Dear God, give me judiciousness in response today. Help me discern when to speak and when to hold my peace. In the end, I know that the victory will be yours, and mine. Amen.
AS HE WHO SERVES
“Now there was also a dispute among them, as to which of them should be considered the greatest. And He said to them, “The kings of the Gentiles exercise lordship over them, and those who exercise authority over them are called “benefactors.” But not so among you; on the contrary, he who is greatest among you, let him be as the younger, and he who governs as he who serves.”’ (Luke 22:24-26).
Dear God, constantly renew within me a servant’s heart. Let me be last and least, before I yearn to be first. Amen.
“I’ve learned that people will forget what you said, people will forget what you did, but people will never forget how you made them feel.” — Maya Angelou.
“Be careful, however, that the exercise of your rights does not become a stumbling block to the weak.” (1 Corinthians 8:9).
Dear God, let me put first things first — not only my own “rightness,” but my love for you and for others. Amen.
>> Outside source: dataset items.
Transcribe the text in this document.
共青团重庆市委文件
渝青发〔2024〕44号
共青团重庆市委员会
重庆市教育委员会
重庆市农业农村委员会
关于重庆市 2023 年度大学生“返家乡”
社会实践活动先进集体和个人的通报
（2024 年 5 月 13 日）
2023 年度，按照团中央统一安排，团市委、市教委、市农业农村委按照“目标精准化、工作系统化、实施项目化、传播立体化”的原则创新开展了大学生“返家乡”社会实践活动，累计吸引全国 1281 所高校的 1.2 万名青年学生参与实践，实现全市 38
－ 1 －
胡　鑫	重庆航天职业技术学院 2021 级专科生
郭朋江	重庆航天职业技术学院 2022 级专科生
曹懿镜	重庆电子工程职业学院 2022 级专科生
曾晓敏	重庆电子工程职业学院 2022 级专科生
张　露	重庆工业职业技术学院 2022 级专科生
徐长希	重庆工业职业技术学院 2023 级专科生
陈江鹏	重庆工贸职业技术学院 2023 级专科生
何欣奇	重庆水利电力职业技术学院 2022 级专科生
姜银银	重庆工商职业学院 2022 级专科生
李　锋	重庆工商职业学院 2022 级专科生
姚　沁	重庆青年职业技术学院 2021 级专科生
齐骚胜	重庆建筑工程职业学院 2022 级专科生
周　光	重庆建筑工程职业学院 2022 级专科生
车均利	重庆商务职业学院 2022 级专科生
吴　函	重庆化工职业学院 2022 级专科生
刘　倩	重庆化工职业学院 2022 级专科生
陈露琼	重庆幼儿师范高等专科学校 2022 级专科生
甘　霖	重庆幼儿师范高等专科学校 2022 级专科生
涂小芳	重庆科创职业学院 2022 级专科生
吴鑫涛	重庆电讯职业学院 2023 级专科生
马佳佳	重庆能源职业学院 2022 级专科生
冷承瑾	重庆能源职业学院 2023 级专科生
“Today we must balance the tears of sorrow with the tears of joy. Mix the bitter with the sweet in death and life. Jackie as a figure in history was a rock in the water, creating concentric circles and ripples of new possibility. He was medicine. He was immunized by God from catching the diseases that he fought. The Lord’s arms of protection enabled him to go through dangers seen and unseen, and he had the capacity to wear glory with grace. Jackie’s body was a temple of God. An instrument of peace. We would watch him disappear into nothingness and stand back as spectators, and watch the suffering from afar. The mercy of God intercepted this process Tuesday and permitted him to steal away home, where referees are out of place, and only the supreme judge of the universe speaks.” — The Rev. Jesse Jackson, eulogy for Jackie Robinson, who broke the color barrier in major league baseball in 1947.
Dear Lord, give us a Jackie Robinson spirit. Let us blaze new trails with dignity, determination and grace. And God, like Jackie, immunize us from catching the very diseases we fight. In Jesus’ name, amen.
“Let us not become weary in doing good, for at the proper time we will reap a harvest if we do not give up.” (Galatians 6:9).
Dear God, grant me the energy for a new struggle. Let me never grow weary in doing good. Amen.